First-rate Americana from director Henry King (Americana his specialty), the best adaptation of Philip Stong’s novel*, showing real connection & deep feeling for terrain & the human comedy/zero condescension to rural folk. Hard to find good DVD or streaming options, but even compromised visuals can’t fail to capture the warmth of Janet Gaynor, Will Rogers, Louise Dresser & Norman Foster’s farming family, off to the annual State ‘do,’ where the young adults will court romance (fleeting or permanent) while the parents enter pickles, ‘spiked’ mincemeat & a world class hog for prizes. (For modern audiences, it's the best introduction to Rogers, who can be a pokey, if richer character in his John Ford films.) And everyone glowing from within under Hal Mohr’s honeyed lensing. Mohr, Mary Pickford’s cinematographer after her split with Charles Rosher, does wonders for Gaynor, making her chance-meeting & romance with that nice young Lew Ayres an enchantment.
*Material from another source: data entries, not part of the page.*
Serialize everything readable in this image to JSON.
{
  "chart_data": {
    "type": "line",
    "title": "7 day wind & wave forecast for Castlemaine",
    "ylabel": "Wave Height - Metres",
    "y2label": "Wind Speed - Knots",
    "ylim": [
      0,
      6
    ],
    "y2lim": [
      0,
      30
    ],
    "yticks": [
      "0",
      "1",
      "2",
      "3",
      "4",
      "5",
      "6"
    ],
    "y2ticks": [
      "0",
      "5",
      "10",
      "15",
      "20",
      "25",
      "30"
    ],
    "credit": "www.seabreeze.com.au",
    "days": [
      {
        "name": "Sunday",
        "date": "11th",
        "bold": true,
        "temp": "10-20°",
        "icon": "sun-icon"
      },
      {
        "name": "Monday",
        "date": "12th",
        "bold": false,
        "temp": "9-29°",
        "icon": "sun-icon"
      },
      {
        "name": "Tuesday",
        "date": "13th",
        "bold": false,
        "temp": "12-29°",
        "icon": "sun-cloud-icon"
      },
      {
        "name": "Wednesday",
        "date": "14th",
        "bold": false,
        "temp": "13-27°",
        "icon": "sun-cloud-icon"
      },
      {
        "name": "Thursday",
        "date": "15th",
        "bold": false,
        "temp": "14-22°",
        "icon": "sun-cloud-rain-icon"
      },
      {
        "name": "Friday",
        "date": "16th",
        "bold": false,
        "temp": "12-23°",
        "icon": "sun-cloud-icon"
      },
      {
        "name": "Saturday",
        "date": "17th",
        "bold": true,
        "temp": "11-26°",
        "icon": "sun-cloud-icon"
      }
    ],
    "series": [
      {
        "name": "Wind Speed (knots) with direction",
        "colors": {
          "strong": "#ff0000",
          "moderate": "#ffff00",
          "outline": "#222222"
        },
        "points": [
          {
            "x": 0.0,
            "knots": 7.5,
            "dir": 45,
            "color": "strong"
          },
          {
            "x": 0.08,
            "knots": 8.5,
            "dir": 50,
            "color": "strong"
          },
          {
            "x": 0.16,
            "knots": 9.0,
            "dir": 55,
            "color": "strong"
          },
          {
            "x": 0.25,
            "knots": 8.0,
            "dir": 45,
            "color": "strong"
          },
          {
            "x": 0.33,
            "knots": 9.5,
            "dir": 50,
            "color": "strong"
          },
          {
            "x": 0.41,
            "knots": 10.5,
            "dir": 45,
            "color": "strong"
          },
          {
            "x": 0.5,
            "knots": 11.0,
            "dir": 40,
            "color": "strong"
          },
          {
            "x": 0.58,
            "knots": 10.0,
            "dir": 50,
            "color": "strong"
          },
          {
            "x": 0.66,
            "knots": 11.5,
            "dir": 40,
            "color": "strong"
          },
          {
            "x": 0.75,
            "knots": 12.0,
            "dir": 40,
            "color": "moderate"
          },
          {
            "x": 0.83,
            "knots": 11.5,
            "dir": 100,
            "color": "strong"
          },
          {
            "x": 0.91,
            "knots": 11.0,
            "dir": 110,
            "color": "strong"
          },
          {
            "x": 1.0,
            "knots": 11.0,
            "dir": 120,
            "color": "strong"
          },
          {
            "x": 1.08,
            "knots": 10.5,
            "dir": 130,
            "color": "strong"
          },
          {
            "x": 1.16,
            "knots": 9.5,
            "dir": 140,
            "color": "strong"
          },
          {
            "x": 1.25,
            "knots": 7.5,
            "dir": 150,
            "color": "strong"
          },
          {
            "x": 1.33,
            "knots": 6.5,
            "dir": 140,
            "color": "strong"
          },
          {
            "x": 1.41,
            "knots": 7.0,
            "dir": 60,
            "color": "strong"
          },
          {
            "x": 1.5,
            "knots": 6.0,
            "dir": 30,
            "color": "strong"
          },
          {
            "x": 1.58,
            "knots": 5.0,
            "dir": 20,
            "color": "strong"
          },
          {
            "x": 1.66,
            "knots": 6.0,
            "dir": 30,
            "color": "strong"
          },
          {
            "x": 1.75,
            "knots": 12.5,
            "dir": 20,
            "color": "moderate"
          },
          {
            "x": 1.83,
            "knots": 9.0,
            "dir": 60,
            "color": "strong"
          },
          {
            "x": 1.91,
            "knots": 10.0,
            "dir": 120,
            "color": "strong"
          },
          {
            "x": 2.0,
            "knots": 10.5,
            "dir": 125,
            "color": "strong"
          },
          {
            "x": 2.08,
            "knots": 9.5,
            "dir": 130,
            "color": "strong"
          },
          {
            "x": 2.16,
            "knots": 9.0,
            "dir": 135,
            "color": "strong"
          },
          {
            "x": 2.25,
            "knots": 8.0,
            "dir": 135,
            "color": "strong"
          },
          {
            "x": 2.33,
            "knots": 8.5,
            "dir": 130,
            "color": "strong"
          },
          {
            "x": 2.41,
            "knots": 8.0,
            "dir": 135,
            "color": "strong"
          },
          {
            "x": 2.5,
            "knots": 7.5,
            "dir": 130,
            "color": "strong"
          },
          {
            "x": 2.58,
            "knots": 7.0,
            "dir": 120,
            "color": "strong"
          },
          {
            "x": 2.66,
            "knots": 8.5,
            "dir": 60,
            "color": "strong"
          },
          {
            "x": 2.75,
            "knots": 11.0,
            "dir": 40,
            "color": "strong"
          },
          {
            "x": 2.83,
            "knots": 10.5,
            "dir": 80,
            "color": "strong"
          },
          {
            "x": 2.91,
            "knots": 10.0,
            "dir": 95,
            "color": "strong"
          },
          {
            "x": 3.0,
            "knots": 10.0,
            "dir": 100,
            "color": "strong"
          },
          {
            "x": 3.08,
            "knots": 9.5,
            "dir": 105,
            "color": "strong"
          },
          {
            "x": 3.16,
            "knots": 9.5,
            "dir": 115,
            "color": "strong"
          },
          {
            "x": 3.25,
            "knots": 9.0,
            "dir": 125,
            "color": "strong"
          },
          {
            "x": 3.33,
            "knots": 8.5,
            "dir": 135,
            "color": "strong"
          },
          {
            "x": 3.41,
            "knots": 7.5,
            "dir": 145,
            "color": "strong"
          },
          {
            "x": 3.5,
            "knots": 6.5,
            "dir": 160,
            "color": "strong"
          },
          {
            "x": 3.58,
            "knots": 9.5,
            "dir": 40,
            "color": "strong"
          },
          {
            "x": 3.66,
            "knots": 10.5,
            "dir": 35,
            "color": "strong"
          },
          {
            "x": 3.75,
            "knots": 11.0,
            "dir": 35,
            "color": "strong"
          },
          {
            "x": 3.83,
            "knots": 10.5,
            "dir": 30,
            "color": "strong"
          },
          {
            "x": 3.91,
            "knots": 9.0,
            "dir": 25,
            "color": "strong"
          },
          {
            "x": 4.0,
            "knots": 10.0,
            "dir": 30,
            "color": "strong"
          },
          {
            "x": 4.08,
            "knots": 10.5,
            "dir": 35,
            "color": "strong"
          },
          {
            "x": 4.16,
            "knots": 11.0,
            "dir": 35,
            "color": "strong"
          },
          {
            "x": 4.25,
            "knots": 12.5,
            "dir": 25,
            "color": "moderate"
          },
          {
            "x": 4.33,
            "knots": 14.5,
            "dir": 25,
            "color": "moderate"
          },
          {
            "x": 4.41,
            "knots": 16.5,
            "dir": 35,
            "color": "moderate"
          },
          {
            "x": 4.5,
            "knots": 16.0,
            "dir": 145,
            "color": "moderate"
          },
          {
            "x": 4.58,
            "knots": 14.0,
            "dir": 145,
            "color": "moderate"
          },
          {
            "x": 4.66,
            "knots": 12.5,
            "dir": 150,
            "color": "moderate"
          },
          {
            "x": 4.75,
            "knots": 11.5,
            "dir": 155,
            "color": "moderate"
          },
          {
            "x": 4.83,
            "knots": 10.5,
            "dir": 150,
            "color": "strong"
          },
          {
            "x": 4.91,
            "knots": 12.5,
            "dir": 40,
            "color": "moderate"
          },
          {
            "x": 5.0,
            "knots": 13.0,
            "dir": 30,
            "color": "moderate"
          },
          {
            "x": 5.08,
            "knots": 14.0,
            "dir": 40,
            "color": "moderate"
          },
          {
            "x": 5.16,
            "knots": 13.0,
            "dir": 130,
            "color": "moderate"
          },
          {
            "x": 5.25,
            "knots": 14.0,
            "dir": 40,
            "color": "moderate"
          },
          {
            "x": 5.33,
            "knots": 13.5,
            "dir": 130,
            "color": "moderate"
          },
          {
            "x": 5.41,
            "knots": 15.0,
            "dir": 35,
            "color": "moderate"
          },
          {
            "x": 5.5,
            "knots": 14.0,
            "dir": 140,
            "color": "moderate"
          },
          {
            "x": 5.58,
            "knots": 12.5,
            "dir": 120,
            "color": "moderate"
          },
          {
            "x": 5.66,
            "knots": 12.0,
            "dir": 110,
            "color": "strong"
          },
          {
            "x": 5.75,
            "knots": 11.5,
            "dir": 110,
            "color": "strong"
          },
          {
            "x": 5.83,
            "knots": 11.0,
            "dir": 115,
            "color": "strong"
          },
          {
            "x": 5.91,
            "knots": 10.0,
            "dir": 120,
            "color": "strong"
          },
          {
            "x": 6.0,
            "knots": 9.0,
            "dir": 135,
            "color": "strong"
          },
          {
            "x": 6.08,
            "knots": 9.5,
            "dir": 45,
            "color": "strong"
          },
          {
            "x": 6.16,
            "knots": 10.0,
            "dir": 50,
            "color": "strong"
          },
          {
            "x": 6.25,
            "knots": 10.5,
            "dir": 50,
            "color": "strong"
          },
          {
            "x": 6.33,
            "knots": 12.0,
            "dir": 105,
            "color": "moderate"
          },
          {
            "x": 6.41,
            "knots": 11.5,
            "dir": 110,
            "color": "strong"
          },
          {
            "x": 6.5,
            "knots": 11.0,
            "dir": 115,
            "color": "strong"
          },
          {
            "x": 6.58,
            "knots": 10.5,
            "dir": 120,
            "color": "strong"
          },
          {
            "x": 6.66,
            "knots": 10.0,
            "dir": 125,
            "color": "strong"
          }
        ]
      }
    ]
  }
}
So’s the whole film.
DOUBLE-BILL: *Stong’s other film adaptation in ‘33, another rural romance from another filmmaking ‘King,’ director King Vidor, his masterful, criminally unheralded THE STRANGER’S RETURN/’33.
ATTENTION MUST BE PAID: *Remake #1: Rodgers & Hammerstein's 1943 film musical with pleasing songs and one real classic (‘It Might as Well Be Spring’) gives off an antiseptic Iowa-via-B’way vibe, shiny & TechniColor bright; while a Texas-set 1962 remake of that version misses on every level.